I’m the psychological trauma consultant for an Indonesian organization that provides mental health after disasters (bombings, tsunami, earthquakes, etc.), as well as working on child protection issues and the problem of pedophilia in Bali and Lombok, and the high suicide rate in Bali. We provide services, training and research. I happened to be in Bali on a two-week trip during the 2002 bombings and volunteered on the burn unit with Indonesian victims because I’m trained as a nurse and therapist, speak Indonesian, and had experience with PTSD (post traumatic stress disorder). I initially volunteered for two months. My life took a major detour when there turned out to be a need for my skills and I’ve been doing this work for eight years now. I have a lot of roles, including therapist, trainer, and researcher.
Writers’ Program: In what way does your work fuel your writing? How do you balance the two?
My work fuels my writing in a lot of ways. During the first few months after a crisis, the work is seven days a week and extremely intense. I’ve seen incredible things and been privileged to get close to people during terrible and painful times for them. I write in the evenings or late at night and find it is a way to distance myself from what I have been experiencing. I often write about things unrelated to my daily life. Balancing the two isn’t something I’ve yet accomplished very well.
Writers’ Program: What are you working on now? What are some of your challenges with it?
I’m currently working on a novel about the aftermath of a bombing that links back to World War II and the Japanese occupation of Indonesia.

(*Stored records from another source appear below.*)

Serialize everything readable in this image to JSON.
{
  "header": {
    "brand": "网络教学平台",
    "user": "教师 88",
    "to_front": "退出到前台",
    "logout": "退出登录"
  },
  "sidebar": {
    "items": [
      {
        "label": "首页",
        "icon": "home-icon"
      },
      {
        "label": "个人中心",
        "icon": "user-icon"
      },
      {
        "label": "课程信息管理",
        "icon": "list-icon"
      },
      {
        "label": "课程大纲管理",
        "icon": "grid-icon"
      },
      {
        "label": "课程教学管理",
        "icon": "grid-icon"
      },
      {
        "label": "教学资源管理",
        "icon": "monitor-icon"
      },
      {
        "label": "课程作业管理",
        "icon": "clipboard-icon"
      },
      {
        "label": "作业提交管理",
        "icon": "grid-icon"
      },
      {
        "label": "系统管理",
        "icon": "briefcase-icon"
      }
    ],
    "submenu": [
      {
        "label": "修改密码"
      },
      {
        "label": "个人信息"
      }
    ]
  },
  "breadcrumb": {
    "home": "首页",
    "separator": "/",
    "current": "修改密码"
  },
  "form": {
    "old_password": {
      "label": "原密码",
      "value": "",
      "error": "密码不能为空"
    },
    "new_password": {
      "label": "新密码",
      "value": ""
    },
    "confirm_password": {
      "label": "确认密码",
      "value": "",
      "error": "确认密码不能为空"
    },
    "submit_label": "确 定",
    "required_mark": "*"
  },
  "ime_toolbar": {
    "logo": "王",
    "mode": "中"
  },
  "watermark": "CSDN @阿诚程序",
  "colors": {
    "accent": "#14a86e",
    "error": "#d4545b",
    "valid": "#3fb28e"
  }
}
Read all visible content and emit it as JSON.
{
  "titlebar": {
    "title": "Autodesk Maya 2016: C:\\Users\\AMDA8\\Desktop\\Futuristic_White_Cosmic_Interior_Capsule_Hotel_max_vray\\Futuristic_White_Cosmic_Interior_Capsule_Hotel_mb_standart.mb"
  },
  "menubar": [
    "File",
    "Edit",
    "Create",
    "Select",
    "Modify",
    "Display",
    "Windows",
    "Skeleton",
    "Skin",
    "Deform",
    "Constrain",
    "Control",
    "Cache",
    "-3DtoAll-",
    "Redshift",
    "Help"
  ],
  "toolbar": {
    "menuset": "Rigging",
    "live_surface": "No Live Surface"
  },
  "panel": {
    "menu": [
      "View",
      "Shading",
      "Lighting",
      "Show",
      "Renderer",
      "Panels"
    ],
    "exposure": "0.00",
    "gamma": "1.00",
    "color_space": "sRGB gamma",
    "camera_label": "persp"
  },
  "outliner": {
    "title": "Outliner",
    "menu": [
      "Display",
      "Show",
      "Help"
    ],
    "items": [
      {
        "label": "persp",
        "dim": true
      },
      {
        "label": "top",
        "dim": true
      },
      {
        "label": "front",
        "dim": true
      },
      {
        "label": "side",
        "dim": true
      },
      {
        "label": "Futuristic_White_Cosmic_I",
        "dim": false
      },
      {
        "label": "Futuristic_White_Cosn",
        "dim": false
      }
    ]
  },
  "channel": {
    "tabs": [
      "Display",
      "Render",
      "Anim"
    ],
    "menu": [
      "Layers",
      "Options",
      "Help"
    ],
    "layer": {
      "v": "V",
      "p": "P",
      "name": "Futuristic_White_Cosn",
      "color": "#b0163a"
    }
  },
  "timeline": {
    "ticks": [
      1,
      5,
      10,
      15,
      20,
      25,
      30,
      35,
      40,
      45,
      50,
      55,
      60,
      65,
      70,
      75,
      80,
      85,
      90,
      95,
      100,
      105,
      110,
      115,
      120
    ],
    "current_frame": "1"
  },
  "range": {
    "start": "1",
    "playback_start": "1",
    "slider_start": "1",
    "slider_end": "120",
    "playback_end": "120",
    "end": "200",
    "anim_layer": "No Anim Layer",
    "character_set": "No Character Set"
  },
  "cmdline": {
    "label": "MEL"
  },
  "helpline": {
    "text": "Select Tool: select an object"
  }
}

One of the many challenges I’m having is how to transition between the time periods and how all the pieces actually connect.
Writers’ Program: What brought you to the UCLA Extension Writers’ Program (or, how did you find us?)?
I found UCLA Extension last year when I was searching for an online writing course. I read MFA blogs but quickly determined I wasn’t interested in an MFA. Eventually I found references to the Writers’ Program and once I found it and participated in the Cyberhouse, I realized I had found just what I was looking for. Being able to take online courses has been a blessing for me, as it is the only way I am able to take structured writing courses. I find the format workable in a way I hadn’t imagine beforehand and I love being able to participate from anywhere in the world.
Writers’ Program: Online instructor Robert Eversz nominated you for this scholarship. Tell us a little about your experience in his workshop.
I feel fortunate to have found Robert Eversz. I started his workshop just as I was going off to an earthquake-zone. He helped me juggle my schedule so that I could participate as much as possible in the workshop. He was helpful both professionally and personally as I struggled with the challenges of his workshop and my work including unstable internet access. Robert is an amazing instructor – he is supportive yet always honest, has a great sense of humor, is dedicated to his students and puts a lot of time into critiquing each student’s work and posting on the discussions boards, and is encouraging without being misleading. Working with him has pushed me further and I believe is leading me closer to where I want to be in my writing.
Writers’ Program: What does winning this scholarship mean to you?
I am very grateful to have won this scholarship. Having a scholarship means that I will be able to continue with the Novel series without taking a semester off.
Congratulations, Elisa, and thank you to our anonymous donor!
Corey Campbell is Program Representative for Creative Writing (Online) and Events.